The Bay Area has led the way on vaccinations throughout the COVID-19 pandemic. While 67% of Americans have completed their initial vaccination series, at least 68.5% of residents in every Bay Area county have finished theirs.
The rate might be picking up because of the still-ongoing surge throughout the region. All nine counties have high COVID-19 levels as defined by the U.S. Centers for Disease Control and Prevention.
"So often times, people try to address something they see in their face, and I think we've seen that data before in other parts of the country during surges," Chin-Hong said. "Vaccinations often times peak when things are going rough in the community."
Half of the young children hospitalized during the initial omicron surge earlier this year lacked "traditional risk factors by comorbid conditions" such as diabetes, according to Chin-Hong, making it difficult to predict who is at greatest risk of a severe infection.
The subsequent spread of increasingly infectious omicron strains makes vaccinating young children all the more important, according to Dr.

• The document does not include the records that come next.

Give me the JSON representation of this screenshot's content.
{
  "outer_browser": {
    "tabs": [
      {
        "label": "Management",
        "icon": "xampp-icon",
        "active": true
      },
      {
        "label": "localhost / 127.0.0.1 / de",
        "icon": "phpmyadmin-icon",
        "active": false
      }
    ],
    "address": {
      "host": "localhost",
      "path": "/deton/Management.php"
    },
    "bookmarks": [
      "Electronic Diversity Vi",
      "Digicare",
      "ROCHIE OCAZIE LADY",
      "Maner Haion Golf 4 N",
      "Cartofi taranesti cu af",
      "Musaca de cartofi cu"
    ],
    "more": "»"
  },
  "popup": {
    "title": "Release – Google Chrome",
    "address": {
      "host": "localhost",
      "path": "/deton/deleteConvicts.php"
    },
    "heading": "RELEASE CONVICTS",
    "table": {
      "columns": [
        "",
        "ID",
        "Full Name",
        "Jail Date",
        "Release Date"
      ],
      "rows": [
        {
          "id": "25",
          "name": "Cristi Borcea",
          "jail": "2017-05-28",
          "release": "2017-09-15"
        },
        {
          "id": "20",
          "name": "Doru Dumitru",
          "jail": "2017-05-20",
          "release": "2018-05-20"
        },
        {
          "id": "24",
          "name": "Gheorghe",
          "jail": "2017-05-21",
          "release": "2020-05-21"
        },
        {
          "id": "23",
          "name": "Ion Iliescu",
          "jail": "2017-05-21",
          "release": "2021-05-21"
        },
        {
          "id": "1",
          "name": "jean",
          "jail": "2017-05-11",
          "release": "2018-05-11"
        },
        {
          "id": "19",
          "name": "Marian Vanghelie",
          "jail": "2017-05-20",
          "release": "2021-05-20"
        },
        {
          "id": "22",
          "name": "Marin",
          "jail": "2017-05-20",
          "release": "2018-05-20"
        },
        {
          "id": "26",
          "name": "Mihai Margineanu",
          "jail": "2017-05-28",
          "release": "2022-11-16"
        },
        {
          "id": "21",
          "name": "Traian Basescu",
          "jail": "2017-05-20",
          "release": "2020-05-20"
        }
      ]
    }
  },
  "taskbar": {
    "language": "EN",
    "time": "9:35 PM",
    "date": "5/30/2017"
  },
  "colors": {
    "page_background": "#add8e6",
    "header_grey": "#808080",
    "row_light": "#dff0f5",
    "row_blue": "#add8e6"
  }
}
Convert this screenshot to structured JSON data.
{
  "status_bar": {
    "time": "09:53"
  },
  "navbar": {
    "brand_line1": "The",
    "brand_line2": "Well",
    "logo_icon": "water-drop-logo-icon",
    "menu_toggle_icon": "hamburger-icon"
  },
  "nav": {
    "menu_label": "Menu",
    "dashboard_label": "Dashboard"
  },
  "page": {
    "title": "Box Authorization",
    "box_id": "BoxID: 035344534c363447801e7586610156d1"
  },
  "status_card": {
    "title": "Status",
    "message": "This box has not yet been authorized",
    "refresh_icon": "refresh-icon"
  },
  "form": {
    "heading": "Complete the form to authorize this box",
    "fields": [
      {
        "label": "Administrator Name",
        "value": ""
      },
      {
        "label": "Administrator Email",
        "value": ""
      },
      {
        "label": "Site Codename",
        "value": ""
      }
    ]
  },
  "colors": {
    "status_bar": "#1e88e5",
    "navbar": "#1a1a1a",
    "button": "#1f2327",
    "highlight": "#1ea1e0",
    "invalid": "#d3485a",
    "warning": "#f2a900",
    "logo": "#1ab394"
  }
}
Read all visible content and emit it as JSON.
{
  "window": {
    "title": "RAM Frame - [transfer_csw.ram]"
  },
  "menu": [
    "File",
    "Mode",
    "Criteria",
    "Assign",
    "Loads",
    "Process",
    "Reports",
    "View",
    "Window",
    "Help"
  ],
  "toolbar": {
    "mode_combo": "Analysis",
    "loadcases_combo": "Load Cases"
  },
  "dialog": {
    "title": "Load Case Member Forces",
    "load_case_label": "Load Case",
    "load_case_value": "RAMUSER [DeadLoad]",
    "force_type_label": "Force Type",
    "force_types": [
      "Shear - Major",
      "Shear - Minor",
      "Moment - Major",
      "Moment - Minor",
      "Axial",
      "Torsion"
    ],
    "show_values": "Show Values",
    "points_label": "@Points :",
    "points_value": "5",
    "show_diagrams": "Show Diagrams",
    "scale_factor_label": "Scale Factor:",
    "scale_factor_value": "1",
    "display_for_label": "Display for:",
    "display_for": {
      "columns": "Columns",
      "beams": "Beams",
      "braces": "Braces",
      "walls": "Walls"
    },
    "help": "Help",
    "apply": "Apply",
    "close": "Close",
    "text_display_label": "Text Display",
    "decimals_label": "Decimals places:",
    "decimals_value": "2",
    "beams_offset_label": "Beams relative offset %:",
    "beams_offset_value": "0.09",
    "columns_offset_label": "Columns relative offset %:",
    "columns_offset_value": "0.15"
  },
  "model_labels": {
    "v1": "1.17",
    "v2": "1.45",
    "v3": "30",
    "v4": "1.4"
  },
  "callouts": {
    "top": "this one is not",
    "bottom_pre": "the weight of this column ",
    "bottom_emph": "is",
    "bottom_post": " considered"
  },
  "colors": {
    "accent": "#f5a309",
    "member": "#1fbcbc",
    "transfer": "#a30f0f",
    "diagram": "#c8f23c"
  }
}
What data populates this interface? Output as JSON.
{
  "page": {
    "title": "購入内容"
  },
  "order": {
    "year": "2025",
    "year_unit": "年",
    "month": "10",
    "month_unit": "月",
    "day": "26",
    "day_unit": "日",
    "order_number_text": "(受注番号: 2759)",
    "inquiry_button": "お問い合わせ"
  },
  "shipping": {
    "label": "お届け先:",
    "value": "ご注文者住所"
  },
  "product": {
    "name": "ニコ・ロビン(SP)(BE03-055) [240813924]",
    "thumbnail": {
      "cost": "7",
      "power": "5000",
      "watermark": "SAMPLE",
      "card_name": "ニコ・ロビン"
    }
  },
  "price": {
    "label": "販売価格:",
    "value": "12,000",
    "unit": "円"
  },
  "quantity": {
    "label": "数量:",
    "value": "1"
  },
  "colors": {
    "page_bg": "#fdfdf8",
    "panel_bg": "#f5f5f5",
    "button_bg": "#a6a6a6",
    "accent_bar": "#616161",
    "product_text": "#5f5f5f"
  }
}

Yvonne Maldonado.
"We know that some people may feel lulled into a sense of security, that, 'Well, most people, including children, aren't going to get very sick,' " Maldonado, a professor of global health, infectious diseases and pediatrics at Stanford University told KCBS Radio. "On the other hand, we don't know any way of knowing which individuals are going to get sick enough to be hospitalized."